Top tip: Sunscreen. Four seasons in one day is not a myth in Ireland.
Have we really arrived at our second to last day already? We set off on a mixture of forest tracks and boardwalks, passing the halfway point for the entirety of the Wicklow Way. Despite the low clouds and showers this part of Wicklow has a wild and wonderful kind of beauty. It is somehow even more quiet and unspoilt than the days before, with hours going by without seeing a soul.
Following alongside Slieve Maan, we stopped for lunch and an opportunity to enjoy the picturesque glacial valleys below us carved from the landscape thousands of years ago. The jaw-dropping landscape provided an ideal moment to reflect on the week’s walks and experiences.
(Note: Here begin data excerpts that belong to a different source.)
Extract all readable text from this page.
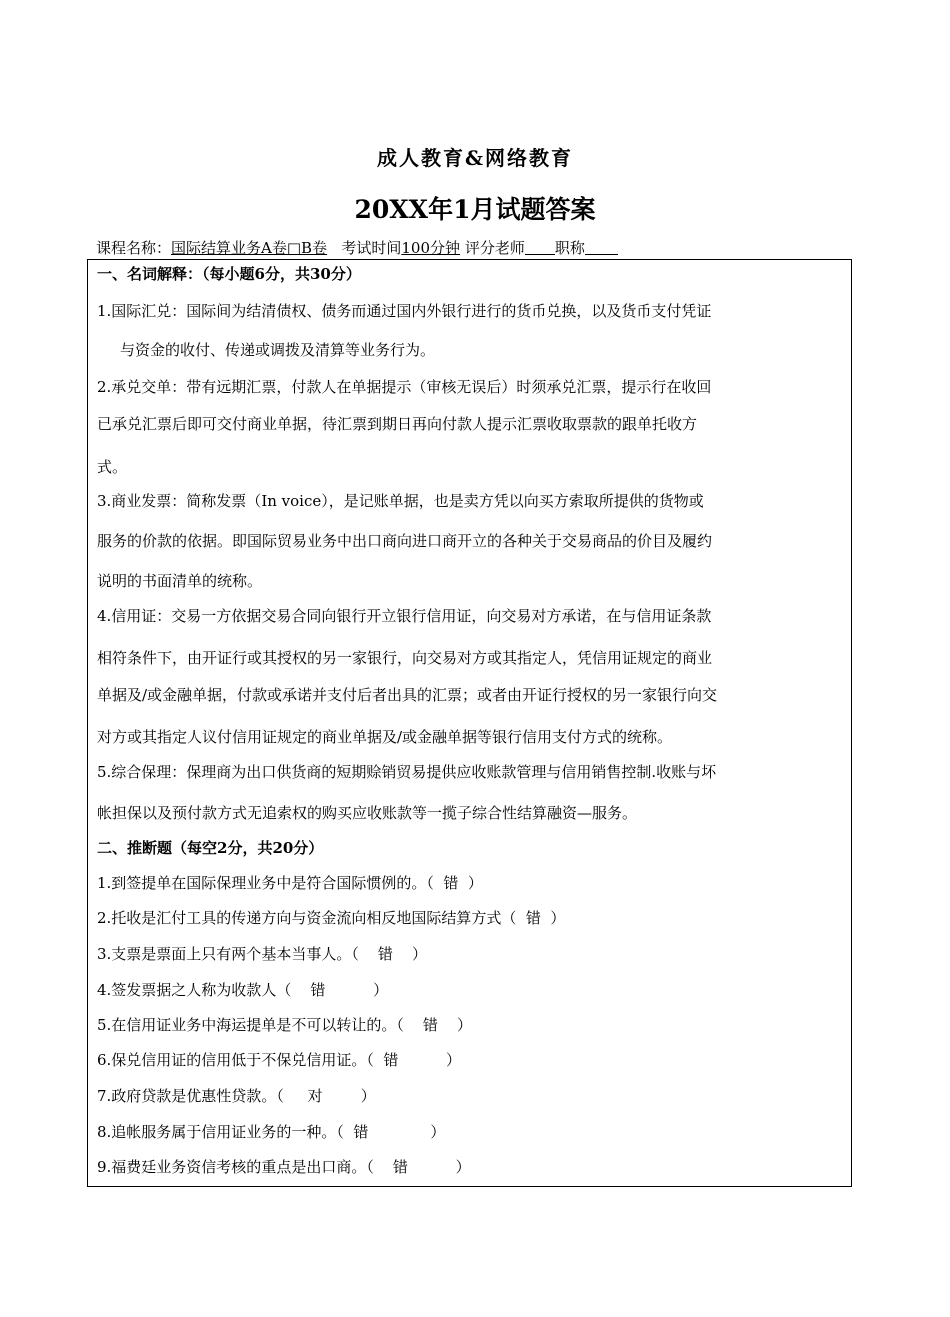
成人教育&网络教育
20XX年1月试题答案
课程名称：国际结算业务A卷□B卷 考试时间100分钟 评分老师 职称
一、名词解释：（每小题6分，共30分）
1.国际汇兑：国际间为结清债权、债务而通过国内外银行进行的货币兑换，以及货币支付凭证
与资金的收付、传递或调拨及清算等业务行为。
2.承兑交单：带有远期汇票，付款人在单据提示（审核无误后）时须承兑汇票，提示行在收回
已承兑汇票后即可交付商业单据，待汇票到期日再向付款人提示汇票收取票款的跟单托收方
式。
3.商业发票：简称发票（In voice），是记账单据，也是卖方凭以向买方索取所提供的货物或
服务的价款的依据。即国际贸易业务中出口商向进口商开立的各种关于交易商品的价目及履约
说明的书面清单的统称。
4.信用证：交易一方依据交易合同向银行开立银行信用证，向交易对方承诺，在与信用证条款
相符条件下，由开证行或其授权的另一家银行，向交易对方或其指定人，凭信用证规定的商业
单据及/或金融单据，付款或承诺并支付后者出具的汇票；或者由开证行授权的另一家银行向交
对方或其指定人议付信用证规定的商业单据及/或金融单据等银行信用支付方式的统称。
5.综合保理：保理商为出口供货商的短期赊销贸易提供应收账款管理与信用销售控制.收账与坏
帐担保以及预付款方式无追索权的购买应收账款等一揽子综合性结算融资—服务。
二、推断题（每空2分，共20分）
1.到签提单在国际保理业务中是符合国际惯例的。（  错  ）
2.托收是汇付工具的传递方向与资金流向相反地国际结算方式（  错  ）
3.支票是票面上只有两个基本当事人。（    错    ）
4.签发票据之人称为收款人（    错          ）
5.在信用证业务中海运提单是不可以转让的。（    错    ）
6.保兑信用证的信用低于不保兑信用证。（  错          ）
7.政府贷款是优惠性贷款。（     对        ）
8.追帐服务属于信用证业务的一种。（  错             ）
9.福费廷业务资信考核的重点是出口商。（    错          ）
Leaving the peaks of the Wicklow Mountains behind us, we made our way down into the emerald landscapes of south Wicklow. Feeling tired with sore muscles, looking forward to our final night’s treat…
As the countryside opened up in all directions, we dreamt of relaxing at the spa retreat with its pool and thermal suite, not too mention a host of massages and spa treatments available; even the option of a hot bath was wonderfully appealing for our tired legs.
By late afternoon, we had arrived and dispersed to our luxury rooms, spa appointments, or in my case, a bubble bath. Heaven!
Suitably rested and refreshed we spent a wonderful evening dining at the on-site Italian restaurant where we had one the best meals of the week all washed down with some fantastic red wine. Spirts were high with the group and it almost felt like a last night celebration. With the option of a lie in the following morning we were sated, content and happy trotting off to bed that night.
Top Tip: Swimming Costume. Bring your swimsuit and avail of the pool and thermal suite. Excellent for tired muscles after the long week walking.
A most relaxing morning swim and leisurely breakfast was my plan of action before convening in the lobby for our last outing of the week, a climb up the Sugar Loaf Mountain. We had been looking at this mountain in the distance all week and, frankly I had built it up to be Mount Everest at this stage. I was nervous but the weather was simply glorious and the climb itself turned out to be a lot easier than I had anticipated. Just as I was feeling nimble and agile scrambling the last few hundred feet up the hill, two little terriers wizzed past me at speed – really showing me how it’s done!
Sugar Loaf Mountain had families and pets out for an afternoon’s exercise as well as more dedicated walkers enjoying its vistas and views from the summit. A short but rewarding jaunt with a chocolate reward to all and we were off to Dublin City for our final evening together.
Top Tip: Confidence. One foot in front of the other, plenty of stops and encouragement from your group and guide and before you know it, you conquered that with which you were fearful.
Over the last few days many conversations had taken place, some a group chat others one to one on the trail. I had learned a lot about the handful of travellers who had come together randomly yet were now bonded in a shared experience. I know their loved ones whom they had lost and who were waiting for them back home. I knew their professions, passions and interests and some of their hopes and aspirations for the future. And in return, they knew me. Our final celebration dinner reflected that and our time together.
A small disappointment to me but I had to leave the group prematurely this morning and was unable to partake in the final activity for the week, a wonderful historical walking tour of the city.
Although I was unable to attend, I do have it on good authority that it was most enjoyable and informative and a fitting end to our adventure. I said an emotional goodbye over breakfast to a group of people I know I will see again. Slán go fóill!
Final Top Tip: Openness. Come with an open heart and an open mind, you will get the amazing walks you signed up for but can receive so much more if you are willing.